Phil-I realize you can’t tolerate being told you’re wrong.I never claimed to be everywhere-and I’m not attending the Tea Party rally.Just don’t accuse me of being a liar.I was there.I ran into BobN-end of story.If you’re calling me a liar-go f88k yourself.Who the hell are you that you’re worth making up a story for?

Phil
Phil
11 years ago

Joe Relax. What do you think O.K. I’ll relent means? I’ve accepted your statement as fact. No one likes to admit to errors but please read more closely in the future. As to BobN I quess I will concede that I am amazed that there could be TWO Ayn Rand obsessed wingnuts out there.

joe bernstein
joe bernstein
11 years ago

OK Phil,I guess I read something into your answer you didn’t say.See,now that wasn’t hard for me to say.If I had a quarter for every time I stepped in it,I’d be driving a BMW.
Now,about Ayn Rand.I never read one of the books,although they had a currency when I started college in 1963.
Fiction is not totally irrevelant to real life-quite the opposite-the author has leeway to opinionate and shape the story unlike(we hope)historians.Of course historians do that too,but they won’t admit it.
Sometimes fiction is the best way to mirror a particular time through the eyes and actions of the characters.You always have to keep in mind that it IS fiction.
I personally enjoy Cormac McCarthy.I’ve read all his novels.They are not remotely political,but they reflect certain consistencies in our lives and that can be really uncomfortable.
One of his books,”Outer Dark” is the ultimate literary nightmare-the book is more chilling than any supernatural horror novel.Thete is SOMETHING about the book that seems supernatural,but not explicity so.
Boy,off topic to the max here,but you got me started when you implied that fiction had no legitimate applicability to what is going on around us.

Phil
Phil
11 years ago

Joe
Good. I would not come at you that way. Whatever differences we may have trust me when I say that I respect the fact that you did difficult work in your lifetime on my behalf and others.
I’ve read some of McCarthy’s books. I’ve got to admit though that I think I have to reread most to be able to comment. I have not read Outer Darkness. I think I will.

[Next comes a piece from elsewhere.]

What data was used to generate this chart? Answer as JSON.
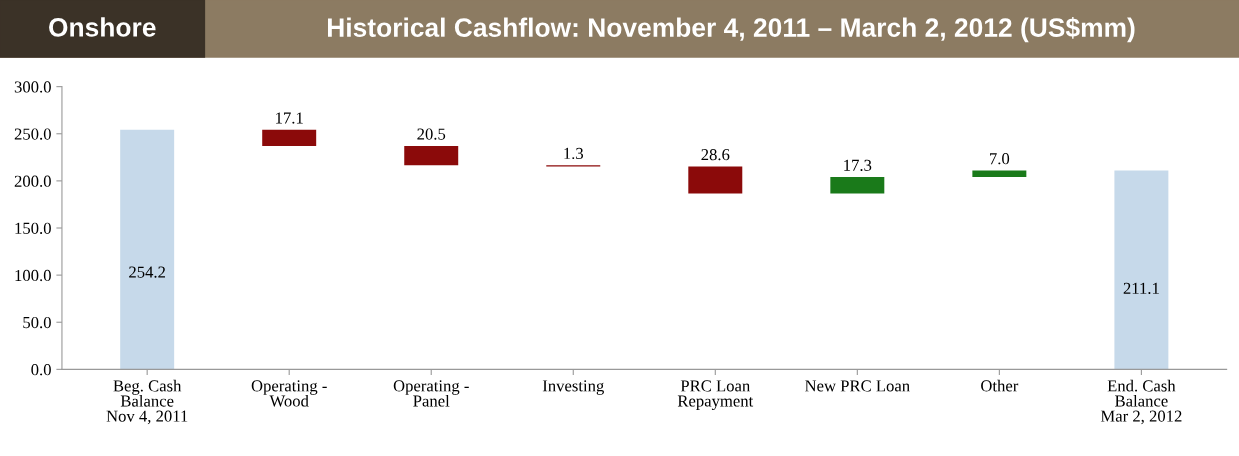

Thanks.

joe bernstein
joe bernstein
11 years ago

It’s actually titled “Outer Dark”if you want to look it up on Amazon.
Yes,re-reading can be necessary with some of his stuff-also a dictionary,because if anyone thinks they have a good vocabulary,just try reading “Blood Meridian”without having to look up words.
He also uses a lot of untranslated Spanish.I am pretty fluent in Spanish,but still had to look up some things-even my wife,who grew up speaking Spanish and English concurrently,didn’t know some phrases he used.I think because they were Mexican usages as opposed to the Puerto Rican vernacular she spoke as a kid.
“The Road” and “No Country For Old Men”are his most accesible works,the latter being excellent,and the former not his best stuff,but still very good.